衆院3補欠選挙が16日、告示された。自民党派閥の政治資金パーティー裏金事件後、初の国政選挙。公選法違反事件で有罪が確定した柿沢未途前議員=自民離党=の議員辞職に伴う東京15区は、裏金問題の逆風にあえぐ自民が公認候補や推薦を出すことができず、事実上の「不戦敗」に追い込まれ、新人や元職ら9氏による混戦となる見通しだ。

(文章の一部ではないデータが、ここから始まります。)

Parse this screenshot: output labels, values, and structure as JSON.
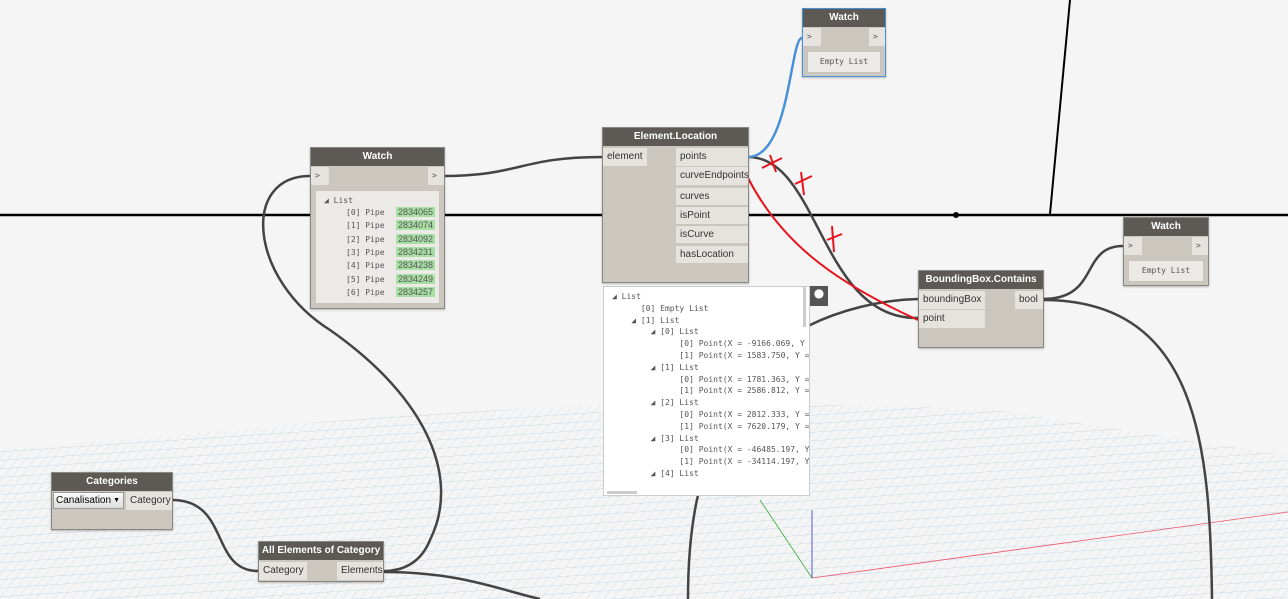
{
  "watch_top": {
    "title": "Watch",
    "in": ">",
    "out": ">",
    "value": "Empty List"
  },
  "watch_main": {
    "title": "Watch",
    "in": ">",
    "out": ">",
    "root": "List",
    "items": [
      {
        "index": "[0] Pipe",
        "id": "2834065"
      },
      {
        "index": "[1] Pipe",
        "id": "2834074"
      },
      {
        "index": "[2] Pipe",
        "id": "2834092"
      },
      {
        "index": "[3] Pipe",
        "id": "2834231"
      },
      {
        "index": "[4] Pipe",
        "id": "2834238"
      },
      {
        "index": "[5] Pipe",
        "id": "2834249"
      },
      {
        "index": "[6] Pipe",
        "id": "2834257"
      }
    ]
  },
  "element_location": {
    "title": "Element.Location",
    "input": "element",
    "outputs": [
      "points",
      "curveEndpoints",
      "curves",
      "isPoint",
      "isCurve",
      "hasLocation"
    ]
  },
  "preview": {
    "lines": [
      "◢ List",
      "      [0] Empty List",
      "    ◢ [1] List",
      "        ◢ [0] List",
      "              [0] Point(X = -9166.069, Y =",
      "              [1] Point(X = 1583.750, Y =",
      "        ◢ [1] List",
      "              [0] Point(X = 1781.363, Y =",
      "              [1] Point(X = 2586.812, Y =",
      "        ◢ [2] List",
      "              [0] Point(X = 2812.333, Y =",
      "              [1] Point(X = 7620.179, Y =",
      "        ◢ [3] List",
      "              [0] Point(X = -46485.197, Y",
      "              [1] Point(X = -34114.197, Y",
      "        ◢ [4] List"
    ]
  },
  "watch_right": {
    "title": "Watch",
    "in": ">",
    "out": ">",
    "value": "Empty List"
  },
  "bbox_contains": {
    "title": "BoundingBox.Contains",
    "inputs": [
      "boundingBox",
      "point"
    ],
    "output": "bool"
  },
  "categories": {
    "title": "Categories",
    "selected": "Canalisation",
    "output": "Category"
  },
  "all_elements": {
    "title": "All Elements of Category",
    "input": "Category",
    "output": "Elements"
  },
  "colors": {
    "wire": "#444444",
    "wire_selected": "#4a90d9",
    "annotation": "#e8141c",
    "header": "#5d5a56",
    "node": "#cbc7bf",
    "id_badge": "#a8e0a4"
  }
}
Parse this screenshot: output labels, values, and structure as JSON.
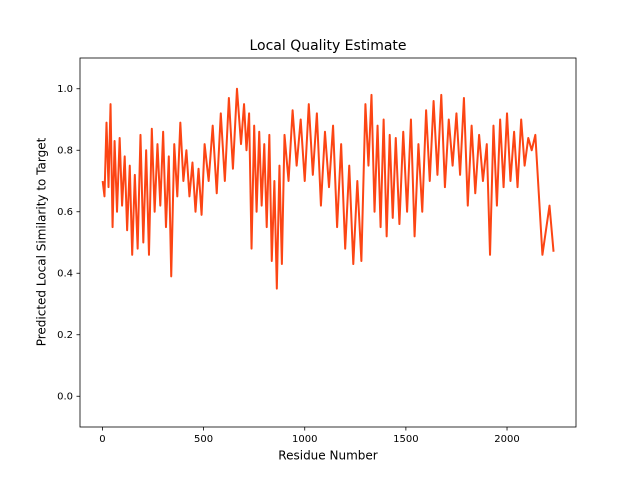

衆院東京15区の補欠選挙が告示され、街頭演説に集まった人たち=16日、東京・江東区で

 裏金事件を巡る谷川弥一前議員=自民離党=の辞職を受けた長崎3区でも自民は独自候補の擁立を断念。自民の細田博之前衆院議長の死去に伴う島根1区は自民、立憲民主両党による与野党対決の構図となりそうだ。3選挙区は元々自民の議席。自民が島根1区を落として全敗となれば、9月の自民総裁選で再選を目指す岸田文雄首相への大きな打撃となるのは確実だ。いずれも28日に投開票される。

◆東京15区の立候補者は

 東京15区に立候補したのは届け出順に、
・諸派「NHKから国民を守る党」新人の弁護士福永活也氏(43)
・無所属新人でファーストの会副代表の乙武洋匡氏(48)=国民民主、ファーストの会推薦
・参政党新人の看護師吉川里奈氏(36)
・無所属元職の元環境副大臣秋元司氏(52)
・日本維新の会新人の元江崎グリコ社員金沢結衣氏(33)=教育無償化を実現する会推薦
・諸派「つばさの党」新人でIT会社経営の根本良輔氏(29)
・立憲民主党新人で共産、社民党の支援を受ける元江東区議の酒井菜摘氏(37)
・諸派「日本保守党」新人で麗沢大客員教授の飯山陽氏(48)
・無所属新人の元総合格闘家須藤元気氏(46)

◆政権批判票の行方がカギか

 自民は当初候補を公募する予定だったが断念し、小池百合子都知事が特別顧問を務める地域政党「都民ファーストの会」を母体とする「ファーストの会」擁立の乙武氏に相乗り推薦する方針をいったんは示した。しかし乙武氏が申請をしない上に地元の反発も強く、推薦を見送った。公明も、乙武氏の過去の女性問題を巡る懸念などから態度を明確にしていない。  これに対し、立民は昨年末の江東区長選で次点だった酒井氏を擁立し、共産、社民の支援を得て野党共闘で臨む。ただ、維新新人の金沢氏や元立民所属前参院議員の須藤氏、参政新人の吉川氏らも名乗りを上げており、裏金問題などを巡る岸田政権への批判票の行き先がカギとなりそうだ。